The messages attack “diversity.” Ciccariello-Maher’s said his tweet attempted to satirize white supremacist claims about “diversity” and “white genocide.” Here’s a snip from one of those nasty emails I received, just last week: “Diversity is a code word for White Genocide… ‘Diversity’ means chasing down Whites.” You can fill in the rest.
Bigots paint diversity as a weakening.
One of my key points of pride in America is its diversity, and I don’t understand how the concept got hijacked to mean only a touchy-feely, holdin’-hand idea. I don’t mind those connotations, but diversity also can mean the evolving, practical collective trajectory toward greater strength. Straight up, in global competition, how can anybody beat the U.S. as long as we collectively allow new influxes of people and attempt, as best as flawed human structures can, to maximize the talents and abilities of those people?
The U.S. is imperfect, and I know it’s taken a while to get here, but when you peep around, historically and internationally, I think we’re closest to getting it right.
New ideas. New people. New approaches. Avoiding the stultification of similarity, of inbredness. These newly emerged sieg heilers ignore that that 1930s worst-leader-in-world-history failed miserably partly because he alienated and then outright murdered some the best minds in his country.
Like many, I found 2016 a confusing year, but one particularly bewildering contrast was between the election rhetoric and the Olympics. Let me make a careful point here. Remember, the U.S. medal count nearly doubled the total of the next two countries. During the opening and closing ceremonies, I was astounded by how diverse the U.S. team was. Using my two darn ocular organs that seem to cause us so much social trouble, I could not help but notice that for most teams, you could reasonably surmise, “Oh, those people are all X nationality or those people are all Y nationality.” But the U.S. team represented this extraordinary mix of human beings. When you put them all together, you got powerhouse.
Yeah, it’s just sports. But it exemplifies how when a diverse array of human bodies and brains, sweat and thought, come together to confront big problems — bam!
The U.S. has battled its past. Slavery. Women’s suffrage. Spikes of immigrant hate. But when we push forward and reveal the faces of our history – it’s an incredible tapestry.
In my many conversations lately about these topics, I try to re-frame diversity as not just liberal pudding, and I try to offer it as something different: The key to societal success in a functioning, logistical way.

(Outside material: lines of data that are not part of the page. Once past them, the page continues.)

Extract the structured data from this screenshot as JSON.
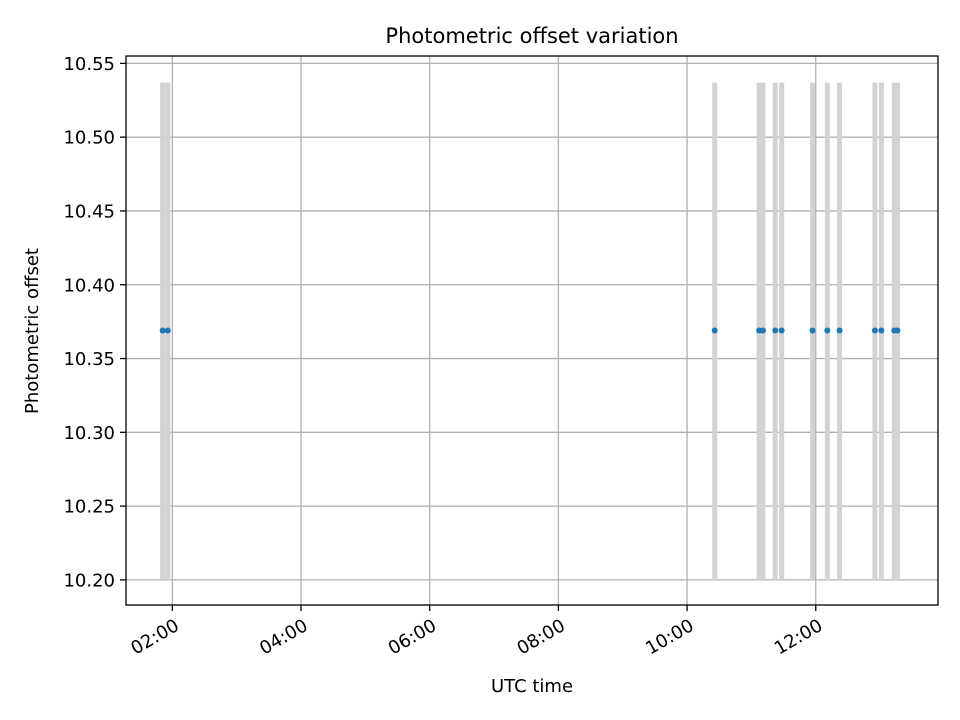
{
  "chart_data": {
    "type": "scatter",
    "title": "Photometric offset variation",
    "xlabel": "UTC time",
    "ylabel": "Photometric offset",
    "x_unit": "hours",
    "xlim": [
      1.28,
      13.9
    ],
    "ylim": [
      10.183,
      10.555
    ],
    "x_ticks": [
      {
        "value": 2,
        "label": "02:00"
      },
      {
        "value": 4,
        "label": "04:00"
      },
      {
        "value": 6,
        "label": "06:00"
      },
      {
        "value": 8,
        "label": "08:00"
      },
      {
        "value": 10,
        "label": "10:00"
      },
      {
        "value": 12,
        "label": "12:00"
      }
    ],
    "y_ticks": [
      {
        "value": 10.2,
        "label": "10.20"
      },
      {
        "value": 10.25,
        "label": "10.25"
      },
      {
        "value": 10.3,
        "label": "10.30"
      },
      {
        "value": 10.35,
        "label": "10.35"
      },
      {
        "value": 10.4,
        "label": "10.40"
      },
      {
        "value": 10.45,
        "label": "10.45"
      },
      {
        "value": 10.5,
        "label": "10.50"
      },
      {
        "value": 10.55,
        "label": "10.55"
      }
    ],
    "grid": true,
    "bands_range": [
      10.2,
      10.537
    ],
    "bands_x": [
      1.85,
      1.93,
      10.43,
      11.12,
      11.18,
      11.37,
      11.47,
      11.95,
      12.18,
      12.37,
      12.92,
      13.02,
      13.22,
      13.27
    ],
    "points": {
      "x": [
        1.85,
        1.93,
        10.43,
        11.12,
        11.18,
        11.37,
        11.47,
        11.95,
        12.18,
        12.37,
        12.92,
        13.02,
        13.22,
        13.27
      ],
      "y": [
        10.369,
        10.369,
        10.369,
        10.369,
        10.369,
        10.369,
        10.369,
        10.369,
        10.369,
        10.369,
        10.369,
        10.369,
        10.369,
        10.369
      ]
    },
    "colors": {
      "points": "#1f77b4",
      "bands": "#d3d3d3",
      "grid": "#b0b0b0",
      "axes": "#000000"
    }
  }
}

No less a U.S. historical luminary than James Madison saw diversity’s value, puzzling through it while comparing a republican vs. democratic government in the Federalist Papers:
The smaller the society, the fewer probably will be the distinct parties and interests composing it; the fewer the distinct parties and interests, the more frequently will a majority be found of the same party; and the smaller the number of individuals composing a majority, and the smaller the compass within which they are placed, the more easily will they concert and execute their plans of oppression. Extend the sphere, and you take in a greater variety of parties and interests; you make it less probable that a majority of the whole will have a common motive to invade the rights of other citizens; or if such a common motive exists, it will be more difficult for all who feel it to discover their own strength, and to act in unison with each other. Besides other impediments, it may be remarked that, where there is a consciousness of unjust or dishonorable purposes, communication is always checked by distrust in proportion to the number whose concurrence is necessary.
Diversity. I think the most anti-American thing you can do is be against it. That would be a hell of a movement.